A more personalized way is to pick based on how active you are right now:

  • Not very active / sedentary:
    • Women: 6–8 kg (13–18 lb)
    • Men: 8–12 kg (18–26 lb)
  • Moderately active (work out a few times a week):
    • Women: 8–12 kg (18–26 lb)
    • Men: 12–16 kg (26–35 lb)
  • Athletic / experienced lifter:
    • Women: 12–16 kg (26–35 lb)
    • Men: 16–20 kg (35–44 lb)

If you have any nagging injuries or joint issues, it’s safer to start a bit lighter and focus on perfect form.

How to choose based on exercises

Kettlebell weight also depends on what you plan to do:

  • Swings, cleans, snatches (ballistic):
    • These use momentum, so you can often go a bit heavier.
    • Women: 12–16 kg (26–35 lb)
    • Men: 16–24 kg (35–53 lb)
  • Goblet squats, presses, rows (grinding):
    • These are slower, strength-focused movements.
    • Start lighter so you can keep good form for 8–12 reps.
  • Turkish get-ups, windmills (overhead/stability):
    • Use a weight you can press overhead comfortably for 8–10 reps.
    • Often lighter than your swing bell.

One bell vs. a small set

Many coaches recommend starting with just one kettlebell if budget or space is tight:

  • One bell:
    • Women: 8 kg or 12 kg
    • Men: 12 kg or 16 kg

Once comfortable, a small set (3 bells) is ideal for long-term training:

  • Light: 6–8 kg (warm-ups, overhead work)
  • Medium: 12–16 kg (presses, squats, swings)
  • Heavy: 20–24 kg (swings, deadlifts).

How to test if the weight is right

When you first use the kettlebell, the weight should feel:

  • Challenging but not brutal by the last 1–2 reps of a set.
  • You can keep good form (back flat, chest up, controlled movement).
  • You’re not straining or holding your breath excessively.

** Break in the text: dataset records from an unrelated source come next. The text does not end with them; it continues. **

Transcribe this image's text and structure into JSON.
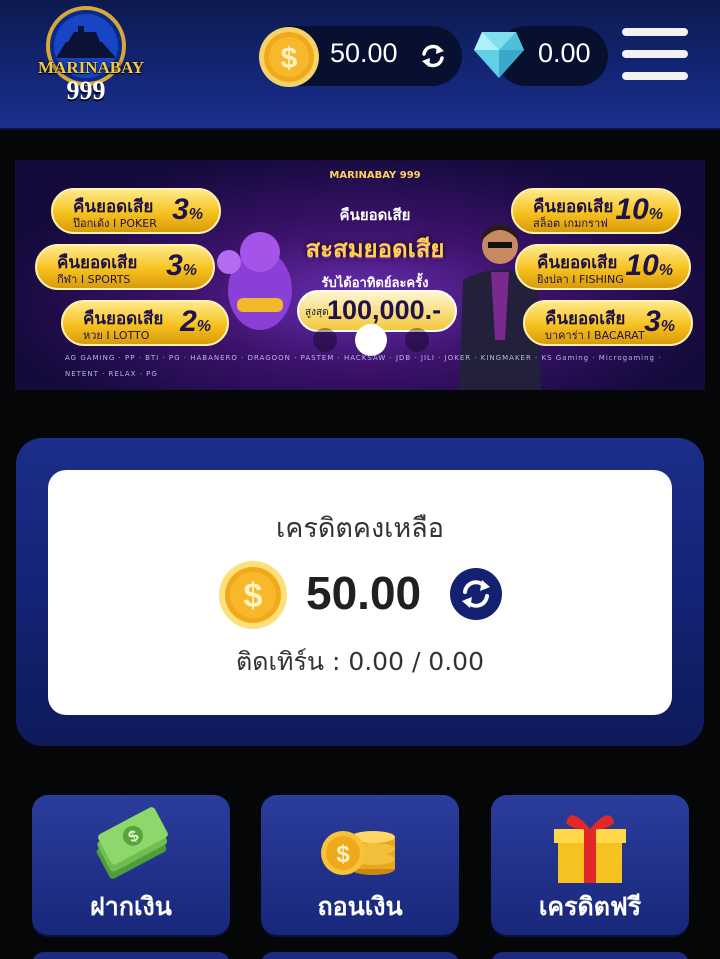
{
  "header": {
    "logo_text": "MARINABAY",
    "logo_number": "999",
    "coin_balance": "50.00",
    "gem_balance": "0.00"
  },
  "banner": {
    "logo_text": "MARINABAY",
    "logo_number": "999",
    "headline": "คืนยอดเสีย",
    "title": "สะสมยอดเสีย",
    "subtitle": "รับได้อาทิตย์ละครั้ง",
    "max_label": "สูงสุด",
    "max_amount": "100,000.-",
    "promos_left": [
      {
        "title": "คืนยอดเสีย",
        "sub": "ป๊อกเด้ง I POKER",
        "pct": "3",
        "unit": "%"
      },
      {
        "title": "คืนยอดเสีย",
        "sub": "กีฬา I SPORTS",
        "pct": "3",
        "unit": "%"
      },
      {
        "title": "คืนยอดเสีย",
        "sub": "หวย I LOTTO",
        "pct": "2",
        "unit": "%"
      }
    ],
    "promos_right": [
      {
        "title": "คืนยอดเสีย",
        "sub": "สล็อต เกมกราฟ",
        "pct": "10",
        "unit": "%"
      },
      {
        "title": "คืนยอดเสีย",
        "sub": "ยิงปลา I FISHING",
        "pct": "10",
        "unit": "%"
      },
      {
        "title": "คืนยอดเสีย",
        "sub": "บาคาร่า I BACARAT",
        "pct": "3",
        "unit": "%"
      }
    ],
    "providers": "AG GAMING · PP · BTI · PG · HABANERO · DRAGOON · PASTEM · HACKSAW · JDB · JILI · JOKER · KINGMAKER · KS Gaming · Microgaming · NETENT · RELAX · PG"
  },
  "credit": {
    "title": "เครดิตคงเหลือ",
    "amount": "50.00",
    "turnover_label": "ติดเทิร์น : 0.00 / 0.00"
  },
  "actions": [
    {
      "label": "ฝากเงิน",
      "icon": "cash-icon"
    },
    {
      "label": "ถอนเงิน",
      "icon": "coins-icon"
    },
    {
      "label": "เครดิตฟรี",
      "icon": "gift-icon"
    }
  ],
  "colors": {
    "header_bg": "#132575",
    "accent_gold": "#f6c21f",
    "panel_bg": "#1c2e8a",
    "refresh_bg": "#132170"
  }
}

If it’s too light after a few weeks, move up by 2–4 kg (4–8 lb); if it’s too heavy and form breaks down, go down.

Quick-start table

Here’s a simple cheat sheet for choosing your first kettlebell:

Your situation| Recommended starting weight
---|---
Complete beginner, not very active| Women: 6–8 kg (13–18 lb)
Men: 8–12 kg (18–26 lb) 135
Moderately active, some gym experience| Women: 8–12 kg (18–26 lb)
Men: 12–16 kg (26–35 lb) 139
Athletic / experienced lifter| Women: 12–16 kg (26–35 lb)
Men: 16–20 kg (35–44 lb) 139
One bell only (most common start)| Women: 8 kg or 12 kg
Men: 12 kg or 16 kg 137

TL;DR – What to buy today

  • If you’re a woman and new to lifting: start with an 8 kg or 12 kg kettlebell.
  • If you’re a man and new to lifting: start with a 12 kg or 16 kg kettlebell.
  • Focus on learning the basics (swing, goblet squat, press) with good form before going heavier.

Information gathered from public forums or data available on the internet and portrayed here.